The project will act as a catalyst for economic and regional productivity by creating eight specialist, commercially sustainable research platforms for infectious diseases therapeutics in North West England. These research platforms will go on to transform the efficiency of new product discovery, development, evaluation and impact assessment.
Steve Rotheram, Metro Mayor of the Liverpool City Region, said: “The need to develop new treatments for infectious diseases has never been clearer, so this funding is fantastic news. This new approach to public R&D investment aims to boost local economic growth by building on world-class research and innovation capacity. This grant recognises the region’s existing strengths in this area and has already generated guarantees of around £90m for pilot projects eager to use the new platforms. There is great potential for high-quality jobs and economic value for Liverpool City Region and beyond.”
Learn more about the Strength in Places Fund by watching the clip below:
LSTM will be joined by the following core partners to deliver the project:
The project lead, LSTM’s Professor Janet Hemingway, had this to say: “LSTM devised this programme together with our industrial, NHS and academic partners aiming to be the first choice globally for infection research and development initiatives. This grant secures the international reputation of the region in infection innovation and will attract substantive follow-on international investment.”
Unilever’s Chief Research & Development Officer, Richard Slater, said: “This year has highlighted the importance of working together to prevent infectious diseases in a way that many of us couldn’t previously imagine. We are delighted at the support awarded to our collaborative effort to develop new products that can directly reduce the burden of infectious diseases in the UK and around the world.”

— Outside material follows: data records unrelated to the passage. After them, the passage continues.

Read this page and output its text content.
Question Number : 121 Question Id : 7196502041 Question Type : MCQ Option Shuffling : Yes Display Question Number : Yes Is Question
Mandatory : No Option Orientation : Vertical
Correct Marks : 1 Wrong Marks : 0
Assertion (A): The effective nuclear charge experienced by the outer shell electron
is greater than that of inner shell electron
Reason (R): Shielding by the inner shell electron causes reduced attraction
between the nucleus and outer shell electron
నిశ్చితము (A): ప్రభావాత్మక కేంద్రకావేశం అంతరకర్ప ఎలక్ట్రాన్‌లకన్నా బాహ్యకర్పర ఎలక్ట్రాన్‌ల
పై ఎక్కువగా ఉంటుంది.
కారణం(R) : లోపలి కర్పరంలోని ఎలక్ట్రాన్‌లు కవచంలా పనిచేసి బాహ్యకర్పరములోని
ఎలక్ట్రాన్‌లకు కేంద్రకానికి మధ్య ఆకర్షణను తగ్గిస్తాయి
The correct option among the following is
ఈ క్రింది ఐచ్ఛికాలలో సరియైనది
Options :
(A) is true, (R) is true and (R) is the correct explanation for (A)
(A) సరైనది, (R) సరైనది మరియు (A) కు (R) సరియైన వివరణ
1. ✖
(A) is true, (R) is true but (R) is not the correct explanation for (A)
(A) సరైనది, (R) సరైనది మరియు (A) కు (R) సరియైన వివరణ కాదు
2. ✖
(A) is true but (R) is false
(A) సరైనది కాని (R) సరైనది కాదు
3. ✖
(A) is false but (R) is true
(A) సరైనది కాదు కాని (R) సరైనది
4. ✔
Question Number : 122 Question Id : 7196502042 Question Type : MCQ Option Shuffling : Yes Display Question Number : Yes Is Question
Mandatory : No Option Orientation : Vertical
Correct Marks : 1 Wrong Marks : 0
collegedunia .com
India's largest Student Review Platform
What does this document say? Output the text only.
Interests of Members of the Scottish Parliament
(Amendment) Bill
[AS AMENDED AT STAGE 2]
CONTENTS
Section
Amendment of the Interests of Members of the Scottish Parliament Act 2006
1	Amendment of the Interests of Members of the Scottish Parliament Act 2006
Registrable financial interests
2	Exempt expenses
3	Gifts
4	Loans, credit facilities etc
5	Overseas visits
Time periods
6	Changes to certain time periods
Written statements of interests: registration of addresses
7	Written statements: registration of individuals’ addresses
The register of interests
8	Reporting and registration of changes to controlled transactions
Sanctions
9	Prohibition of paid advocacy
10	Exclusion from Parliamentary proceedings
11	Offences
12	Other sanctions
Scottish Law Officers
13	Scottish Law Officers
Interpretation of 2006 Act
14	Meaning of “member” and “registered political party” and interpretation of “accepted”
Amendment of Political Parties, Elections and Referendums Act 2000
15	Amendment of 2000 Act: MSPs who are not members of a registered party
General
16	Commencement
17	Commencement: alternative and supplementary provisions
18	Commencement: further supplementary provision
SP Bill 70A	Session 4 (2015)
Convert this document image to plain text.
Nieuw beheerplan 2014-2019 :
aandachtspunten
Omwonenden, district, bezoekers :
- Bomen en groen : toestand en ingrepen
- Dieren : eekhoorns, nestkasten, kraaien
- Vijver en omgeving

With the Liverpool City Region, Cheshire and Warrington having the largest concentration of infectious diseases research in the UK, it’s no surprise that this consortium of organisations was chosen for the SIPF funding. The region has shown an impressive, meticulous response to the COVID-19 outbreak, working on active research programmes in vaccines, diagnostics and therapeutics.
LTSM in particular, with industry funding, is carrying out two trials – one focusing on immunology in bloods, nasal mucosa and bacterial colonisation associated with clinical outcomes and one which takes samples from healthcare workers and COVID-19 patients to assess changes in biomarkers during exposure to/development of infection. They are also coordinating the Liverpool node of the Oxford COVID-19 vaccine human trial stage.
LSTM Director, Professor David Lalloo, said: “Throughout its history, LSTM has always been at the forefront in innovative approaches in finding solutions for human infections. The current global COVID-19 outbreak shows again how essential and relevant our global expertise in the diagnosis, treatment and prevention of these diseases is.”